Themes are the fundamental and often universal ideas explored in a literary work.
Cyrano de Bergerac places strong emphasis on values and ideals. Cyrano is the play’s eloquent and ardent defender of integrity, bravery, glory, and the pursuit of love and women. The play’s main conflict—Cyrano’s inability to tell Roxane how much he loves her out of deference to her request that he protect Christian—results from Cyrano’s unwavering promise to keep his word. Cyrano protects his secret nearly to his death; his death itself, though tragic, is also transcendent. The play suggests that by adhering to his values at the expense of his personal desire, Cyrano achieves an ideal, untarnished moral standing. Roxane herself is, in all ways, the ideal woman: she is intelligent, warm, caring, and beautiful.

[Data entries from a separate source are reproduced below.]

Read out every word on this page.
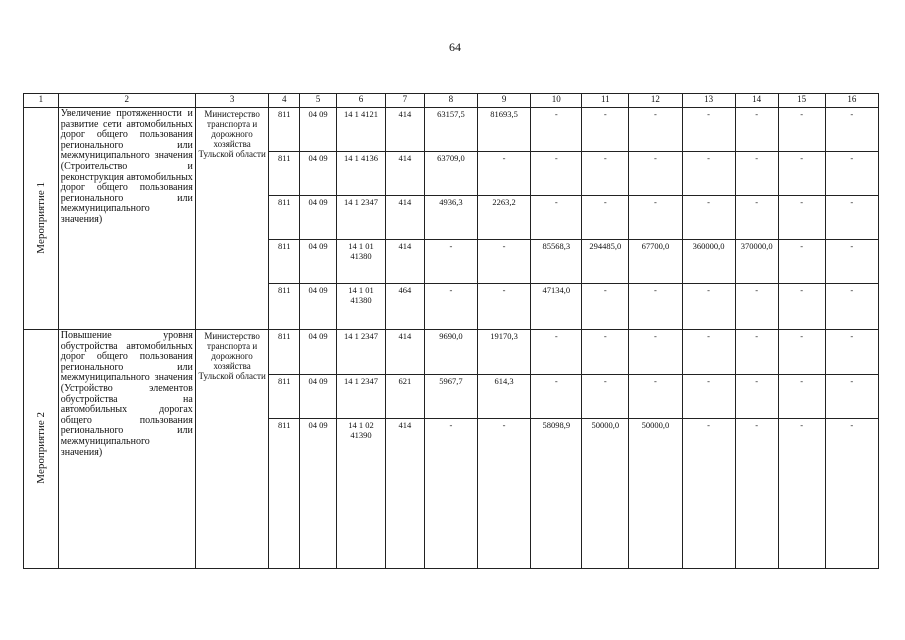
64
1	2	3	4	5	6	7	8	9	10	11	12	13	14	15	16
Мероприятие 1	Увеличение протяженности и развитие сети автомобильных дорог общего пользования регионального или межмуниципального значения (Строительство и реконструкция автомобильных дорог общего пользования регионального или межмуниципального значения)	Министерство транспорта и дорожного хозяйства Тульской области	811	04 09	14 1 4121	414	63157,5	81693,5	-	-	-	-	-	-	-
			811	04 09	14 1 4136	414	63709,0	-	-	-	-	-	-	-	-
			811	04 09	14 1 2347	414	4936,3	2263,2	-	-	-	-	-	-	-
			811	04 09	14 1 01 41380	414	-	-	85568,3	294485,0	67700,0	360000,0	370000,0	-	-
			811	04 09	14 1 01 41380	464	-	-	47134,0	-	-	-	-	-	-
Мероприятие 2	Повышение уровня обустройства автомобильных дорог общего пользования регионального или межмуниципального значения (Устройство элементов обустройства на автомобильных дорогах общего пользования регионального или межмуниципального значения)	Министерство транспорта и дорожного хозяйства Тульской области	811	04 09	14 1 2347	414	9690,0	19170,3	-	-	-	-	-	-	-
			811	04 09	14 1 2347	621	5967,7	614,3	-	-	-	-	-	-	-
			811	04 09	14 1 02 41390	414	-	-	58098,9	50000,0	50000,0	-	-	-	-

Cyrano de Bergerac can be read as an allegory of inner and outer beauty. Cyrano, representing inner beauty, passively battles Christian, who represents outer beauty, for Roxane’s love. Roxane becomes the arbiter of the relative values of these characters and, by extension, of the values of inner and outer beauty. The play places a premium on inner beauty, integrity, and intellect. Yet Cyrano’s own swashbuckling, flamboyant character emphasizes his exterior rather than his interior traits.
What impresses Roxane and the other marquises is his ability to craft words deftly, to fight off unbelievable numbers of men, and to engage in brilliant gestures: throwing a bag of gold in the theater to pay for the night’s receipts and to stop the play; denying himself everything but the most meager meal out of respect for his own pride; and composing a poem to accompany his sword fighting. All of these actions are publicly impressive and derive their power from their outward manifestation. Cyrano’s and Christian’s outer beauties differ, of course: Christian is blessed with good looks while Cyrano’s bombast is a product of a clever mind. Nonetheless, when Roxane claims to be choosing between the outer beauty of Christian and the inner beauty of Cyrano, in many ways she is simply choosing between two different versions of an ostentatious, visible show.
Cyrano is in some ways a morally unblemished character, never veering from his strict moral standards. The play, however, seems to have a moral code that is even stricter than Cyrano’s own. Indeed, his one minor flaw—his willingness to deceive Roxane in order to to help Christian, and perhaps even to win her love himself—prevents him from having her at all. Because Cyrano deceives Roxane even after Christian’s death, he cannot declare his love for her. Doing so would show disrespect for Christian’s memory and make a mockery of her mourning. After Christian’s death, the play examines the repercussions of Christian and Cyrano’s duplicity by demonstrating the harsh existence that Cyrano must endure: living in close proximity to his one true love, but remaining emotionally barred from her. Through their deception, the two men have made Roxane fall in love with someone who does not exist: an ideal. As a result, she truly loves neither Christian nor Cyrano—she loves their magnificent collaboration. Cyrano and Roxane are never able to consummate the deep love that they undeniably share for each other.